Ölümün kutsandığı, zulmün kanıksandığı yerde kutsal kitaplardan bağımsız bir iç bilgiyle beklersin kıyameti. Ne oldu kayan yıldızlarla tuttuğun dileklere? Son kahkahanı kimler çaldı? Aklında çocukluktan bir tekerleme: Kimler çaldı götürdü, satamadan getirdi. Geri gelecek o kahkaha. Zulmeden, başkasının acısından keyfeden kötülüğünde boğulurken patlayacak o kahkaha. Yıldızlar gene parlayacak gökte, çocuklar, âşıklar gene açacak kalbini onlara. Sen de sırtını toprağa, yüzünü göğe verip kalbini seveceksin bir kez daha. O ki ihanet etmedin kendi yorgun canına.

Eskilerden bir şiirim vardı. Bu şarkıyla akarken bugünlerden, onun bir bölümünü andım. Buraya bir de onu kondurayım. Şarkıya en çok şiir yakışır nasılsa.

Varkalmayı öğreniyor en çok insan

Yüzgeri dönüşlerden, kılpayı sönüşlerden

Boşuna iman tahtası denmemiş göğüs kafesine

Sineye çeke çeke tevekküle dönüyor tasan.

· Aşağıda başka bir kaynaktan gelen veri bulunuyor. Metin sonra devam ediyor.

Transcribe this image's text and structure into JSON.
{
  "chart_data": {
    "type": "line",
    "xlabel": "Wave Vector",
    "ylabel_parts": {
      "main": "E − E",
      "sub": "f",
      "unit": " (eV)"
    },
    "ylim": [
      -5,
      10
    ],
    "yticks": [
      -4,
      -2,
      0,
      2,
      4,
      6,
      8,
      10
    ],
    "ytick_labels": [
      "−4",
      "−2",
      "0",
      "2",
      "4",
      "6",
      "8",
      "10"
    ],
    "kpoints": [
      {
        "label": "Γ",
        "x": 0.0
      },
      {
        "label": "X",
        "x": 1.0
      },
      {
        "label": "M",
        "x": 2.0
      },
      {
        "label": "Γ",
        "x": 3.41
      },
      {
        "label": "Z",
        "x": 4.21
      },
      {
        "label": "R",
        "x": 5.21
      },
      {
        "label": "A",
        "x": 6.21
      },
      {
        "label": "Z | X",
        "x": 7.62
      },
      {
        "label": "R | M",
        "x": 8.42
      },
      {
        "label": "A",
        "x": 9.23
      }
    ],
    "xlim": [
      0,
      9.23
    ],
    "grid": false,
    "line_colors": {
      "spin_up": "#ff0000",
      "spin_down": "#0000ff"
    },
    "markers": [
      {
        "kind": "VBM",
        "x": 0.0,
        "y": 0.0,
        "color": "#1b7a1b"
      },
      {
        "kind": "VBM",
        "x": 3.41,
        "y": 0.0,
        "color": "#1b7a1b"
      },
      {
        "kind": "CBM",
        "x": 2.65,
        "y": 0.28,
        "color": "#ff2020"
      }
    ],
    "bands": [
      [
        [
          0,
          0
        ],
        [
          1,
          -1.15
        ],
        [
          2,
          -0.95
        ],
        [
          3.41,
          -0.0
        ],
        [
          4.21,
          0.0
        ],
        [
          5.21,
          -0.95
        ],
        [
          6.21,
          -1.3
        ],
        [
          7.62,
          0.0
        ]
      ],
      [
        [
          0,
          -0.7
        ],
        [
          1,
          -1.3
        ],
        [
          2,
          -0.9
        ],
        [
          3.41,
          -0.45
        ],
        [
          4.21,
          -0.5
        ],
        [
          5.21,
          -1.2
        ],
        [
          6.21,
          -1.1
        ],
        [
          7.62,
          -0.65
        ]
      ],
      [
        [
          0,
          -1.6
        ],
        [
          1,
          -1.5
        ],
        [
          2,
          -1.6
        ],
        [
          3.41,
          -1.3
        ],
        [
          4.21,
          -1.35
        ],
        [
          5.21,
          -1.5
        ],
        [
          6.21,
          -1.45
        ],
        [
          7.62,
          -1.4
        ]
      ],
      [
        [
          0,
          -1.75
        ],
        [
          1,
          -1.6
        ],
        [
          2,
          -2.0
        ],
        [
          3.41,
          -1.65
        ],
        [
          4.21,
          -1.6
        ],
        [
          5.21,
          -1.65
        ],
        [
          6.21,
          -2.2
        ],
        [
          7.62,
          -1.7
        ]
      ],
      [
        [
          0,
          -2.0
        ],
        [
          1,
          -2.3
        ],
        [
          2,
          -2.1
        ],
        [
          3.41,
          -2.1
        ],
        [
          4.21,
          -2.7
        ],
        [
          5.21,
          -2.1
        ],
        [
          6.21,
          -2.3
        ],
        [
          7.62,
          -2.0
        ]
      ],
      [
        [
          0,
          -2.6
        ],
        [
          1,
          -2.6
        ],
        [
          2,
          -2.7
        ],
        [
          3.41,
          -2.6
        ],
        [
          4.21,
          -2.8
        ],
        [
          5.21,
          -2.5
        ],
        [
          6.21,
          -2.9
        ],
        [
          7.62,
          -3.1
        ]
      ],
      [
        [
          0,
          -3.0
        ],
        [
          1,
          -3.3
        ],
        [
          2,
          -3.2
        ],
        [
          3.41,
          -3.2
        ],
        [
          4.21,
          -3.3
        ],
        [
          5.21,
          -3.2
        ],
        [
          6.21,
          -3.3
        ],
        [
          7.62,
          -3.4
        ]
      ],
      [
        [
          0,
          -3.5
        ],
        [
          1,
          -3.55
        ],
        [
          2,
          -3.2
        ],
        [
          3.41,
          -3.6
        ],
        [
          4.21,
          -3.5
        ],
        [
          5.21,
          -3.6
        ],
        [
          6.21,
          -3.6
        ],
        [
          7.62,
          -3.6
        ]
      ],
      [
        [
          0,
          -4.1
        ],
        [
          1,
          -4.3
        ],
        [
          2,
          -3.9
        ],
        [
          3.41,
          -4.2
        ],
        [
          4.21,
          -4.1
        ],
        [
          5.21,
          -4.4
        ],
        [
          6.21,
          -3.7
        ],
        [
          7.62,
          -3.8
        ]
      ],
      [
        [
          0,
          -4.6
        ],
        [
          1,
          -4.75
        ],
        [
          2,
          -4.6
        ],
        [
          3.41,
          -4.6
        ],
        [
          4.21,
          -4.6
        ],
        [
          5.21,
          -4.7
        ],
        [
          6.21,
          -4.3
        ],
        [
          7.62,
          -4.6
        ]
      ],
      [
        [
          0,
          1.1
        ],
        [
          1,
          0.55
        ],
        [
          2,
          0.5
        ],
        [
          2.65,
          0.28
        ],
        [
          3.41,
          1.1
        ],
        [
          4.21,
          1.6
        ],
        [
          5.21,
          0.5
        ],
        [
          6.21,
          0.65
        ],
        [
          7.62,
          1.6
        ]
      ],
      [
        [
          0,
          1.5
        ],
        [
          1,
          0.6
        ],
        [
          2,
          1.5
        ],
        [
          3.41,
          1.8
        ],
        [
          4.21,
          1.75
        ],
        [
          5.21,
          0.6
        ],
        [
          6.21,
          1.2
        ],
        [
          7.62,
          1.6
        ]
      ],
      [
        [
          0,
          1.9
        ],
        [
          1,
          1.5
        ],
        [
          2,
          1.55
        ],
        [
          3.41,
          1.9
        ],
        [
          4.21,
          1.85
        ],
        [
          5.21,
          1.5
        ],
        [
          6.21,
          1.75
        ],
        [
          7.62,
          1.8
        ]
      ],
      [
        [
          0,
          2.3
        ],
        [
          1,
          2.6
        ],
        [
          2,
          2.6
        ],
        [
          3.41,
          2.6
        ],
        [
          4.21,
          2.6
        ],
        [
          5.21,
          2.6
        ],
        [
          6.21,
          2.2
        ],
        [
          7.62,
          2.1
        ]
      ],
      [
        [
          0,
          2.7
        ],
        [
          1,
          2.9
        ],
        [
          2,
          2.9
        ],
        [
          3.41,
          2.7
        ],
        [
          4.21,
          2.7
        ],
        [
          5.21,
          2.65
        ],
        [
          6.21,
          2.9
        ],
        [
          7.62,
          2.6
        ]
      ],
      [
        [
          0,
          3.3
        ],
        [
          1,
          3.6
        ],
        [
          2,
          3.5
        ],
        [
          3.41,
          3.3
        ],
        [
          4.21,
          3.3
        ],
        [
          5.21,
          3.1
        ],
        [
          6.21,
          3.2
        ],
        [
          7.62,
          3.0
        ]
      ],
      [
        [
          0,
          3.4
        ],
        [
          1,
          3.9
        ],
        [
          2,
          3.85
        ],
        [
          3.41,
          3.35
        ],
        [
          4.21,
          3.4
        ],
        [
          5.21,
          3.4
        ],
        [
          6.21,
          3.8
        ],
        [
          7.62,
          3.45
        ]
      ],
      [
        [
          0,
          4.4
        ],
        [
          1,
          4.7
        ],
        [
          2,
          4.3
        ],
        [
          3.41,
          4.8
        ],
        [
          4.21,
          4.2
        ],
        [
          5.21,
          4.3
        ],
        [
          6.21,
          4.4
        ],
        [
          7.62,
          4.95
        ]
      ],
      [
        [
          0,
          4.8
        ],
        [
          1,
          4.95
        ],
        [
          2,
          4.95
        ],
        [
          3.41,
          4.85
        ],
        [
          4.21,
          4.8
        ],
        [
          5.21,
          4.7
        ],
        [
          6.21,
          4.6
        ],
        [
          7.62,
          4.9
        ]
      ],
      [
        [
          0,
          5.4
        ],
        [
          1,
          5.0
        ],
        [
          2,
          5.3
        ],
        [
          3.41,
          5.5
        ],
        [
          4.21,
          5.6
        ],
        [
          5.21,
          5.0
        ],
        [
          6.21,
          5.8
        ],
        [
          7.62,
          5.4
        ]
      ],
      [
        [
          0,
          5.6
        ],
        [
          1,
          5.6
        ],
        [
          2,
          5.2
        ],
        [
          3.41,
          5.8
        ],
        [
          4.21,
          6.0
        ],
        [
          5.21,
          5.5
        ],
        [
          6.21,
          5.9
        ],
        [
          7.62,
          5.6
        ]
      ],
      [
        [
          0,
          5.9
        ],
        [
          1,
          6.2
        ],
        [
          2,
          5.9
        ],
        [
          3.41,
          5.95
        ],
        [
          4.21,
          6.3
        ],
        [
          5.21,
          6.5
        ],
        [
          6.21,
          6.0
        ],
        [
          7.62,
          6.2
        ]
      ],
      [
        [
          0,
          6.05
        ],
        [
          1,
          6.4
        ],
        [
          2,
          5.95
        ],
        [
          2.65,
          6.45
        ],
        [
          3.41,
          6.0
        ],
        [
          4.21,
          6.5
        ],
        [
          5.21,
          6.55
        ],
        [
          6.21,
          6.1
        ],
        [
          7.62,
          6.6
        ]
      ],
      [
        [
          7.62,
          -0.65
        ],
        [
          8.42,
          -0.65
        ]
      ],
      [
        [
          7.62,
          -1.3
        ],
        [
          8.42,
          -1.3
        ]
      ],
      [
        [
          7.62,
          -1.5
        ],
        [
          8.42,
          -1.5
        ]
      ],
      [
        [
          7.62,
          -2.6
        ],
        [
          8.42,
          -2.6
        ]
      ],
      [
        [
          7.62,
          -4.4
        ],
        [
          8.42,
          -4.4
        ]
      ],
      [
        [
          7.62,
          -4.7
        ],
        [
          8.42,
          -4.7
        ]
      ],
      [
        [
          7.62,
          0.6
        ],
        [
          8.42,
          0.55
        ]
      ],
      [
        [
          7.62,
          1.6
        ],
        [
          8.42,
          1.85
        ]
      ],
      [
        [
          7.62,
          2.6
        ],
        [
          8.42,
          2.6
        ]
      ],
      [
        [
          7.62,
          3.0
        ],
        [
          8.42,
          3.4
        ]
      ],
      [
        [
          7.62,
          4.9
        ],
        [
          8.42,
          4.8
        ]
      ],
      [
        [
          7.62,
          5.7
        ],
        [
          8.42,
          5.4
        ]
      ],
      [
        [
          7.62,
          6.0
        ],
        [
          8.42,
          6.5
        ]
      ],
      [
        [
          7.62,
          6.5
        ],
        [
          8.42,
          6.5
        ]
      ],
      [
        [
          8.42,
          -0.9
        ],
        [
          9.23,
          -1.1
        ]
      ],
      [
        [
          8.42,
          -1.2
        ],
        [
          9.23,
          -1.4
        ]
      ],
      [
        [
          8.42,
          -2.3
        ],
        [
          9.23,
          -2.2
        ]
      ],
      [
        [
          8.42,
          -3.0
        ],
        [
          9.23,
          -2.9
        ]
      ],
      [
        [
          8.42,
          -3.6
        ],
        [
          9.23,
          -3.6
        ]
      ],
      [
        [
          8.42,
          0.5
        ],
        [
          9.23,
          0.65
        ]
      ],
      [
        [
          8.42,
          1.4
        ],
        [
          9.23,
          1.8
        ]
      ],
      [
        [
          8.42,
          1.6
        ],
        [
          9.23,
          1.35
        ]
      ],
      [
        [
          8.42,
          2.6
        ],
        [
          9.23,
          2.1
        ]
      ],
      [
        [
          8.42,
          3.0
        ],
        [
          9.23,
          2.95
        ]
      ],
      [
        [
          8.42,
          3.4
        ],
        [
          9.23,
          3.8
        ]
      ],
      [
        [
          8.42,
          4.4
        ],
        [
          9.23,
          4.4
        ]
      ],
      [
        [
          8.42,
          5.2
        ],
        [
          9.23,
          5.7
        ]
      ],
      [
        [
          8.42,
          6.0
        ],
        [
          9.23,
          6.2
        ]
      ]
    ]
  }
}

Bakma sen bana, arada göresim gelir

Dellenirim çalakalem. Döngele diye

dikenli bir bitki varmış güzün

bozkırda uçuşan

Döngele diye diye dönerim eksenimde doludizgin

Bezgin değilim artık, hatıramda yüzün

nabzımda bir canatışı hâlâ

Hasılı vazgeçtim, olamayanı ummaktan

Ama inkârcısı da olamam darmaduman sevgimizin.

Olsun varsın

Bazı hatalar sevilir de zamanla

Madem ne af dileyen var ne bağışlayan

Saklarım içimde ışıldayan zamanlarımı

Kör karanlıkta gümüş alınlık

gibi taşırım umudumu

aylanır, nurlanır kem gözlere inat

içimde ince bir ah

Kırk kere düştüm

Kırk bir kere maşallah.


Karin Karakaşlı Kimdir?

1972’de İstanbul’da doğdu. Boğaziçi Üniversitesi Mütercim Tercümanlık Bölümü’nün ardından Yeditepe Üniversitesi Karşılaştırmalı Edebiyat Bölümü’nde Yüksek Lisans eğitimini tamamladı. 1998’de öykü dalında Varlık dergisinin Yaşar Nabi Nayır Gençlik Ödülü’nü kazandı. Karakaşlı’nın eserleri şunlardır: Başka Dillerin Şarkısı (Öykü, Varlık Yay., 1999; Doğan Kitap, 2011) , Can Kırıkları (Öykü, Doğan Kitap, 2002), Müsait Bir Yerde İnebilir Miyim? (Roman, Doğan Kitap, 2005), Ay Denizle Buluşunca (Gençlik Romanı, Günışığı Kitaplığı, 2008), Cumba (Deneme, Doğan Kitap, 2009), Türkiye’de Ermeniler: Cemaat, Birey, Yurttaş (İnceleme, Günay Göksu Özdoğan, Füsun Üstel ve Ferhat Kentel ile, Bilgi Üniversitesi Yay., 2009), Benim Gönlüm Gümüş (Şiir, Aras Yayıncılık, 2009), Gece Güneşi (Çocuk Kitabı, Günışığı Kitaplığı, 2011), Her Kimsen Sana (Şiir, Aras Yayıncılık, 2012), Dört Kozalak (Gençlik Romanı, Günışığı Kitaplığı, 2014), Yetersiz Bakiye (Öykü, Can Yayınları, 2015), İrtifa Kaybı (Şiir, Aras Yayıncılık, 2016), Asiye Kabahat’ten Şarkılar Dinlediniz (Anlatı, Can Yayınları, 2016). Karakaşlı halen Kültür Servisi, Gazete Duvar siteleri ve Agos gazetesinde yazmaktadır.